The Israel Defense Forces (IDF) confirmed it had struck more than 200 targets since the ceasefire expired at 7am local time on Friday, noting that the assault has resumed across ground, air, and sea on both north and south Gaza, including the cities of Khan Younis and Rafah.
After releasing 110 hostages during the ceasefire, Hamas still holds 137 captives, Israeli government spokesperson Eylon Levy told reporters on Friday, promising to deliver “the mother of all thumpings” to the Palestinian militants for “failing to release all the kidnapped women.” The vast majority – 126 – are Israelis.
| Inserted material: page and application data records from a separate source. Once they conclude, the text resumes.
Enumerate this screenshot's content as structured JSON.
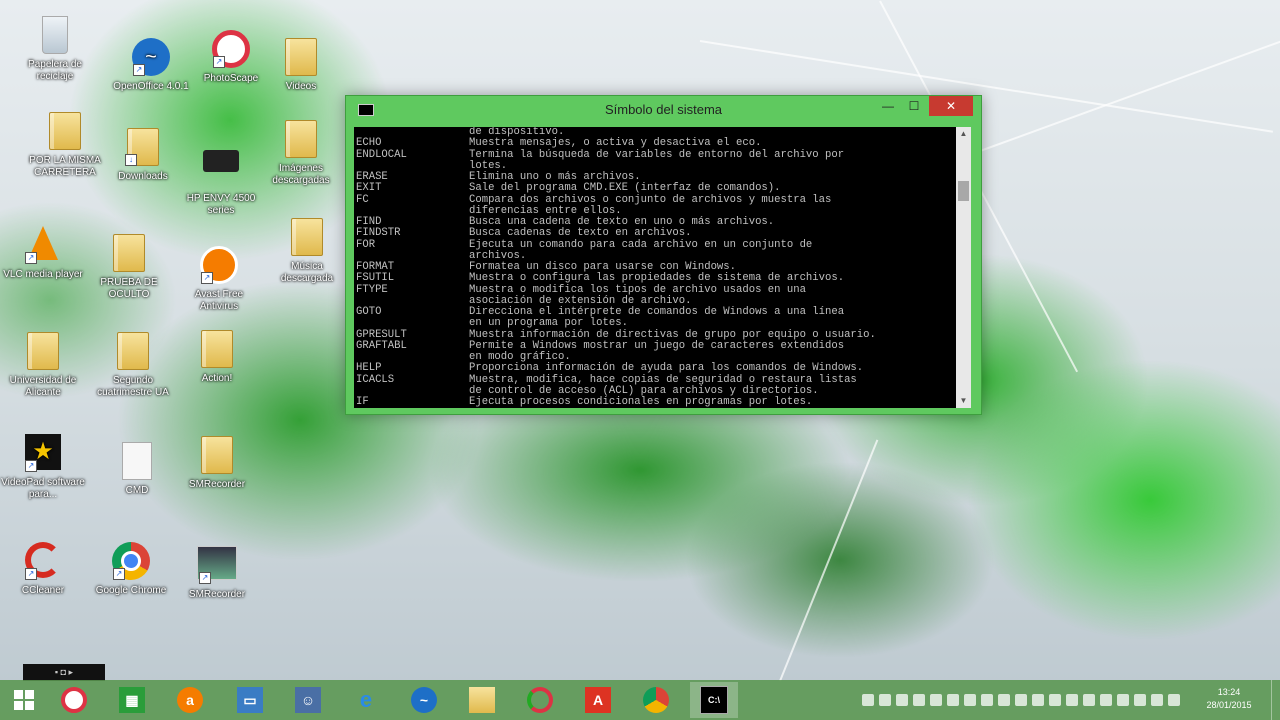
{
  "colors": {
    "window_frame": "#5fc95f",
    "close_button": "#c73a30",
    "console_bg": "#000000",
    "console_text": "#c0c0c0",
    "taskbar": "#5a9650"
  },
  "desktop_icons": [
    {
      "label": "Papelera de reciclaje",
      "icon": "recycle-bin-icon"
    },
    {
      "label": "OpenOffice 4.0.1",
      "icon": "openoffice-icon"
    },
    {
      "label": "PhotoScape",
      "icon": "photoscape-icon"
    },
    {
      "label": "Videos",
      "icon": "folder-icon"
    },
    {
      "label": "POR LA MISMA CARRETERA",
      "icon": "folder-icon"
    },
    {
      "label": "Downloads",
      "icon": "downloads-icon"
    },
    {
      "label": "HP ENVY 4500 series",
      "icon": "printer-icon"
    },
    {
      "label": "Imágenes descargadas",
      "icon": "folder-icon"
    },
    {
      "label": "VLC media player",
      "icon": "vlc-icon"
    },
    {
      "label": "PRUEBA DE OCULTO",
      "icon": "folder-icon"
    },
    {
      "label": "Avast Free Antivirus",
      "icon": "avast-icon"
    },
    {
      "label": "Música descargada",
      "icon": "folder-icon"
    },
    {
      "label": "Universidad de Alicante",
      "icon": "folder-icon"
    },
    {
      "label": "Segundo cuatrimestre UA",
      "icon": "folder-icon"
    },
    {
      "label": "Action!",
      "icon": "folder-icon"
    },
    {
      "label": "VideoPad software para...",
      "icon": "videopad-icon"
    },
    {
      "label": "CMD",
      "icon": "document-icon"
    },
    {
      "label": "SMRecorder",
      "icon": "folder-icon"
    },
    {
      "label": "CCleaner",
      "icon": "ccleaner-icon"
    },
    {
      "label": "Google Chrome",
      "icon": "chrome-icon"
    },
    {
      "label": "SMRecorder",
      "icon": "smrecorder-icon"
    }
  ],
  "window": {
    "title": "Símbolo del sistema",
    "minimize": "—",
    "maximize": "☐",
    "close": "✕",
    "scroll_up": "▲",
    "scroll_down": "▼"
  },
  "console": {
    "lines": [
      {
        "cmd": "",
        "text": "de dispositivo."
      },
      {
        "cmd": "ECHO",
        "text": "Muestra mensajes, o activa y desactiva el eco."
      },
      {
        "cmd": "ENDLOCAL",
        "text": "Termina la búsqueda de variables de entorno del archivo por"
      },
      {
        "cmd": "",
        "text": "lotes."
      },
      {
        "cmd": "ERASE",
        "text": "Elimina uno o más archivos."
      },
      {
        "cmd": "EXIT",
        "text": "Sale del programa CMD.EXE (interfaz de comandos)."
      },
      {
        "cmd": "FC",
        "text": "Compara dos archivos o conjunto de archivos y muestra las"
      },
      {
        "cmd": "",
        "text": "diferencias entre ellos."
      },
      {
        "cmd": "FIND",
        "text": "Busca una cadena de texto en uno o más archivos."
      },
      {
        "cmd": "FINDSTR",
        "text": "Busca cadenas de texto en archivos."
      },
      {
        "cmd": "FOR",
        "text": "Ejecuta un comando para cada archivo en un conjunto de"
      },
      {
        "cmd": "",
        "text": "archivos."
      },
      {
        "cmd": "FORMAT",
        "text": "Formatea un disco para usarse con Windows."
      },
      {
        "cmd": "FSUTIL",
        "text": "Muestra o configura las propiedades de sistema de archivos."
      },
      {
        "cmd": "FTYPE",
        "text": "Muestra o modifica los tipos de archivo usados en una"
      },
      {
        "cmd": "",
        "text": "asociación de extensión de archivo."
      },
      {
        "cmd": "GOTO",
        "text": "Direcciona el intérprete de comandos de Windows a una línea"
      },
      {
        "cmd": "",
        "text": "en un programa por lotes."
      },
      {
        "cmd": "GPRESULT",
        "text": "Muestra información de directivas de grupo por equipo o usuario."
      },
      {
        "cmd": "GRAFTABL",
        "text": "Permite a Windows mostrar un juego de caracteres extendidos"
      },
      {
        "cmd": "",
        "text": "en modo gráfico."
      },
      {
        "cmd": "HELP",
        "text": "Proporciona información de ayuda para los comandos de Windows."
      },
      {
        "cmd": "ICACLS",
        "text": "Muestra, modifica, hace copias de seguridad o restaura listas"
      },
      {
        "cmd": "",
        "text": "de control de acceso (ACL) para archivos y directorios."
      },
      {
        "cmd": "IF",
        "text": "Ejecuta procesos condicionales en programas por lotes."
      }
    ]
  },
  "taskbar": {
    "start": "start-icon",
    "apps": [
      "photoscape-icon",
      "store-icon",
      "avast-icon",
      "monitor-icon",
      "people-icon",
      "internet-explorer-icon",
      "openoffice-icon",
      "file-explorer-icon",
      "photoscape-icon",
      "acrobat-icon",
      "chrome-icon",
      "command-prompt-icon"
    ],
    "clock_time": "13:24",
    "clock_date": "28/01/2015",
    "tooltip": "▪ ◘ ▸"
  }
}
Israel released about 240 Palestinian women and children held in Israeli jails during the ceasefire. According to NBC, 80% of the prisoners identified as eligible for release had never been convicted of a crime, and many of those had not even been charged, held instead under a controversial practice known as administrative detention.
The IDF, which resumed bombing just minutes after the pause expired, claimed Hamas had fired off rockets in violation of the truce. The militant group countered that West Jerusalem had “persistently” rejected further offers of hostage releases that could have prolonged the ceasefire.
Efforts by the US, France, and other Israeli allies to extend the pause in fighting were unsuccessful.
After weeks of failed negotiations aimed at reaching a temporary cessation of hostilities to facilitate a prisoner exchange and the distribution of humanitarian aid in Gaza, the two sides agreed to a four-day Qatari-brokered ceasefire starting November 24. Israel initially pledged to release 150 Palestinian prisoners in exchange for 50 of the approximately 240 hostages taken by Hamas, vowing to extend the ceasefire by one day for every ten prisoners released.
Over 15,000 Palestinians have been killed and more than 30,000 wounded since Israel declared war on Hamas in response to the militants’ October 7 attack, Palestinian ambassador to the UN Riyad Mansour told the UN General Assembly on Tuesday, noting that the Gaza Health Ministry had stopped reporting exact casualty counts as Israeli bombing had decimated its hospital system while rendering the retrieval of bodies from the rubble prohibitively dangerous. Nearly 80% of the enclave’s 2.1 million people have been forced out of their homes, he said, accusing Israel of waging “a full-fledged war against Palestine and its people.”
Israel, which lost 1,200 citizens in the October 7 attack, reiterated on Friday that its goals are “releasing our hostages, eliminating Hamas, and ensuring that Gaza can never again threaten the people of Israel.”